Before testing your expression, please enable the "Multiline" flag on RegExr as shown below.
Activity:
Our goal will be to count the number of courses which have an odd course number. This course, CSCI 3308, is an even course. Any ideas on how to get started? Here are some tips.
Find a "location" in each example that contains a reliable indicator of course number for all courses. How about the first line?
CSCI 1000 (1) Computer Science as a Field of Work and Study
Introduces curriculum, learning techniques, time management and career opportunities in Computer Science.

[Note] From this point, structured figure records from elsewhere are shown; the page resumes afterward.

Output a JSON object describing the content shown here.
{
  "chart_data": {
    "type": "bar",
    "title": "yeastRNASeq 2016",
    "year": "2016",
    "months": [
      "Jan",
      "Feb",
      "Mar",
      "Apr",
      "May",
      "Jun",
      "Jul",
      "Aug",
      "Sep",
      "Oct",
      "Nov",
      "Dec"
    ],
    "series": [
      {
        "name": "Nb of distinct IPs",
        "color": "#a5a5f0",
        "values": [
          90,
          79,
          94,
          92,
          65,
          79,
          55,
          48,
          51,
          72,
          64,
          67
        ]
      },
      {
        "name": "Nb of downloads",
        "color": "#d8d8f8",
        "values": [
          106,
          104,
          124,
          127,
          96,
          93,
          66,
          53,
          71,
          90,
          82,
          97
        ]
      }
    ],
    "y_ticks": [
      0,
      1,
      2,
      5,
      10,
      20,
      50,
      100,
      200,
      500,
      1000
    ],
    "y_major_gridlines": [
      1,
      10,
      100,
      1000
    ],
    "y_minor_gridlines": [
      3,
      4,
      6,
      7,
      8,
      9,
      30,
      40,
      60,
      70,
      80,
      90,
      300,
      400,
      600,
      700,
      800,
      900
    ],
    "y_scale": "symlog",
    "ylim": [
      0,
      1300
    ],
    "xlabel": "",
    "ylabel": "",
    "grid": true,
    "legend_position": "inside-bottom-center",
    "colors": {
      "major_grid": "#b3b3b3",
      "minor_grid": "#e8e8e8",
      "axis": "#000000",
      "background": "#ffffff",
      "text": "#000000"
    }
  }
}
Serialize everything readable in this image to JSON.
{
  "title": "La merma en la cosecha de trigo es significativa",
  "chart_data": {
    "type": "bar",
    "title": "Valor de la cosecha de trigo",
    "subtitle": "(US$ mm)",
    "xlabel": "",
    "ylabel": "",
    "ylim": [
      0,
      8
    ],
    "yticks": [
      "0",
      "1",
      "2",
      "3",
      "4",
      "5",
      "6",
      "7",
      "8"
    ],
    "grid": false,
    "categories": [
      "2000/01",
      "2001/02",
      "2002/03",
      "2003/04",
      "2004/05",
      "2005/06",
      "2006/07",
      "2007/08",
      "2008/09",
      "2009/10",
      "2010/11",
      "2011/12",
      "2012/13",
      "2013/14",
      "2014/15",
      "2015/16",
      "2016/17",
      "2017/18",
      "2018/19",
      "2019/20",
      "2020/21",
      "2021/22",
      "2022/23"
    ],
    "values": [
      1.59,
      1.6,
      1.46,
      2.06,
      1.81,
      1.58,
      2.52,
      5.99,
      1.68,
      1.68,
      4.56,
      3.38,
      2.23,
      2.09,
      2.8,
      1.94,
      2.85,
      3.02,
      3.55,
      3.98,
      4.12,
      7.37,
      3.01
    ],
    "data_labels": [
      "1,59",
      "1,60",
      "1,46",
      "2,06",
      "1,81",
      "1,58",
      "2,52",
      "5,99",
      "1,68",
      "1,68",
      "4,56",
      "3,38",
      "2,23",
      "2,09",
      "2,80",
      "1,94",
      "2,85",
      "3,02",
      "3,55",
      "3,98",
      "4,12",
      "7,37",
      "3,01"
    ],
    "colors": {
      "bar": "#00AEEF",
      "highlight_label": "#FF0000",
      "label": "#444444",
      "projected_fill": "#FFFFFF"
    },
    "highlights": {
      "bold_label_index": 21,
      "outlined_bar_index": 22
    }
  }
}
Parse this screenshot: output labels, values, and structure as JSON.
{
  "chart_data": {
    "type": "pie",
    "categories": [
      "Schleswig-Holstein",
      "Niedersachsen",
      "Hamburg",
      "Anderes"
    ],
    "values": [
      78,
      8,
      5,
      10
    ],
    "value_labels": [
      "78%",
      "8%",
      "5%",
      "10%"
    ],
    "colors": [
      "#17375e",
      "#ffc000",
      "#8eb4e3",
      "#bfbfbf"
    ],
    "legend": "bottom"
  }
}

Includes presentations from alumni and others with relevant educational and professional experience.
Equivalent - Duplicate Degree Credit Not Granted: CSPB 1000
Requisites: Restricted to students with 0-26 credits (Freshmen) Computer Science (CSEN-BSCS or CSEN-BA) or Engineering Open Option (XXEN) majors only.
Additional Information: Departmental Category: General Computer Science
This seems promising. We can use ^
to only match the start of each line, but would this rule out all false positives? What if the description started with the course number? These are all concerns your regex should address.

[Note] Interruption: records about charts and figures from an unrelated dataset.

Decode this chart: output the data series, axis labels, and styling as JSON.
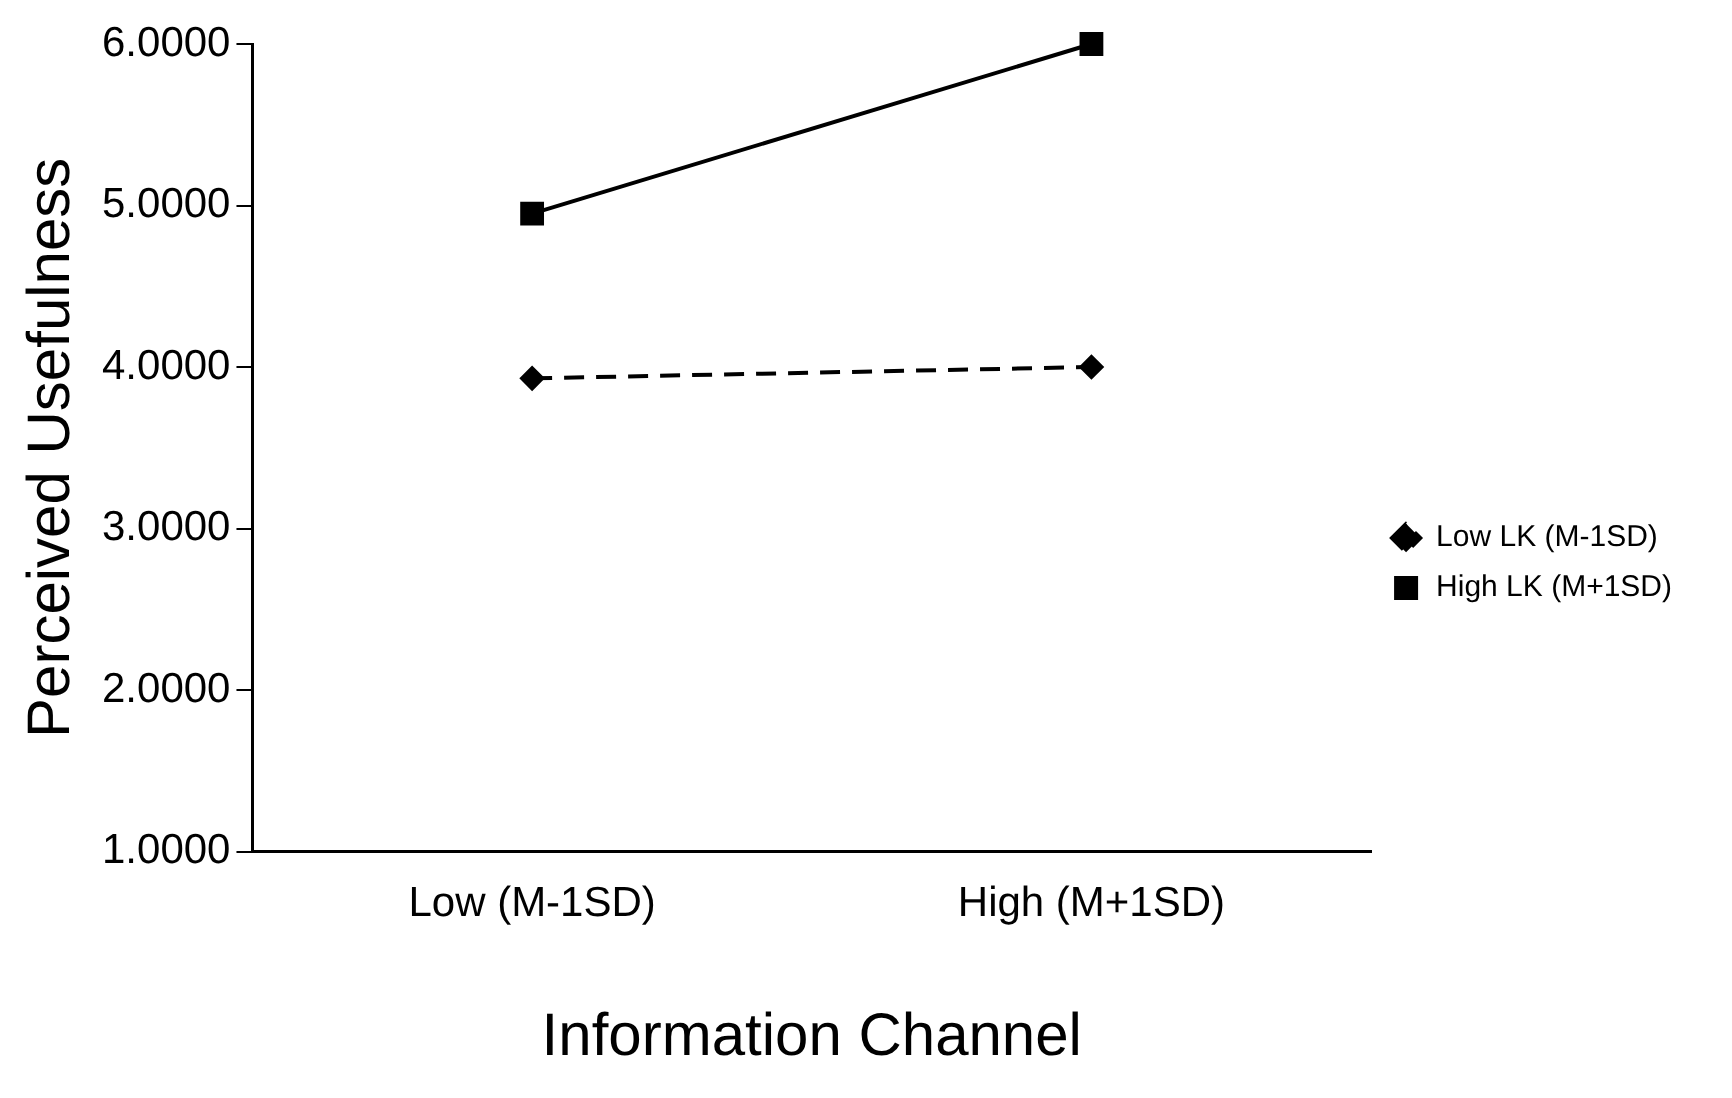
{
  "chart_data": {
    "type": "line",
    "xlabel": "Information Channel",
    "ylabel": "Perceived Usefulness",
    "categories": [
      "Low (M-1SD)",
      "High (M+1SD)"
    ],
    "series": [
      {
        "name": "Low LK (M-1SD)",
        "color": "#000000",
        "values": [
          3.93,
          4.0
        ],
        "marker": "diamond",
        "line_style": "dashed"
      },
      {
        "name": "High LK (M+1SD)",
        "color": "#000000",
        "values": [
          4.95,
          6.0
        ],
        "marker": "square",
        "line_style": "solid"
      }
    ],
    "ylim": [
      1,
      6
    ],
    "yticks": [
      {
        "value": 1,
        "label": "1.0000"
      },
      {
        "value": 2,
        "label": "2.0000"
      },
      {
        "value": 3,
        "label": "3.0000"
      },
      {
        "value": 4,
        "label": "4.0000"
      },
      {
        "value": 5,
        "label": "5.0000"
      },
      {
        "value": 6,
        "label": "6.0000"
      }
    ],
    "grid": false,
    "legend": "right"
  }
}
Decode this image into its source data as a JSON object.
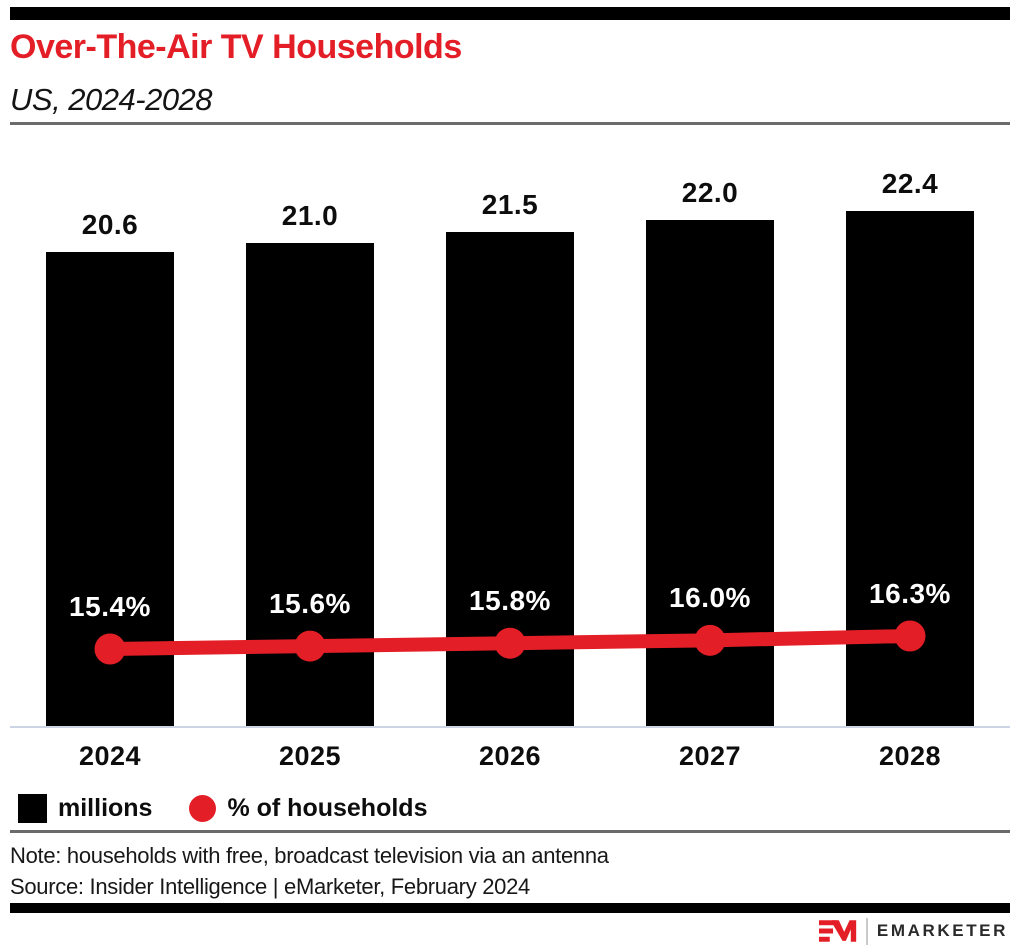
{
  "header": {
    "title": "Over-The-Air TV Households",
    "subtitle": "US, 2024-2028"
  },
  "chart_data": {
    "type": "bar",
    "title": "Over-The-Air TV Households",
    "subtitle": "US, 2024-2028",
    "categories": [
      "2024",
      "2025",
      "2026",
      "2027",
      "2028"
    ],
    "series": [
      {
        "name": "millions",
        "chart_type": "bar",
        "values": [
          20.6,
          21.0,
          21.5,
          22.0,
          22.4
        ],
        "labels": [
          "20.6",
          "21.0",
          "21.5",
          "22.0",
          "22.4"
        ],
        "color": "#000000"
      },
      {
        "name": "% of households",
        "chart_type": "line",
        "values": [
          15.4,
          15.6,
          15.8,
          16.0,
          16.3
        ],
        "labels": [
          "15.4%",
          "15.6%",
          "15.8%",
          "16.0%",
          "16.3%"
        ],
        "color": "#e41e26"
      }
    ],
    "xlabel": "",
    "ylabel": "",
    "grid": false,
    "legend_position": "bottom",
    "bar_axis_range": [
      0,
      22.4
    ],
    "line_axis_range": [
      15.4,
      16.3
    ]
  },
  "legend": {
    "items": [
      {
        "label": "millions",
        "swatch": "square",
        "color": "#000000"
      },
      {
        "label": "% of households",
        "swatch": "circle",
        "color": "#e41e26"
      }
    ]
  },
  "footer": {
    "note": "Note: households with free, broadcast television via an antenna",
    "source": "Source: Insider Intelligence | eMarketer, February 2024",
    "logo_text": "EMARKETER"
  },
  "colors": {
    "accent_red": "#e41e26",
    "bar_black": "#000000",
    "baseline": "#cdd5e4",
    "divider_gray": "#6b6b6b",
    "text": "#0d0d0d"
  }
}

The 5 following letters are always the same CSCI
. Got any ideas on the numbers? As another hint, look at RegExr's cheatsheet on the left-hand side of the webpage. Some numbers can match any digit, while one must be limited. You may also want to look at [ ]
for enclosing a list or characters to match.
Note: You should refer to the metacharacters shared above in these notes.
Now let's see how it works in the terminal
Refer to the instructions here to connect to a linux terminal.
Once you are confident in your solution, you can move on to the terminal.
To test your regular expression we will use grep
. You need to replace the contents of the string with your regular expression from above.
For Linux or WSL2 terminals, to enable Posix, add -p option to grep command.
grep -E "<YOUR_REGULAR_EXPRESSION>" course-catalog.txt
CSCI 2275 (4) Programming and Data Structures
CSCI 2897 (3) Calculating Biological Quantities
CSCI 3155 (4) Principles of Programming Languages
...
Now you could count these manually, but regular expressions are particularly powerful when combined with simple linux tools such as wc -l
, which counts the number of lines. You can use a pipe operator to pipe the output of one command to another.
grep -E "<YOUR_REGULAR_EXPRESSION>" course-catalog.txt | wc -l
51
Did you get the right answer? If not, go back to RegExr and verify that the explanation given under "Tools" matches your intuition.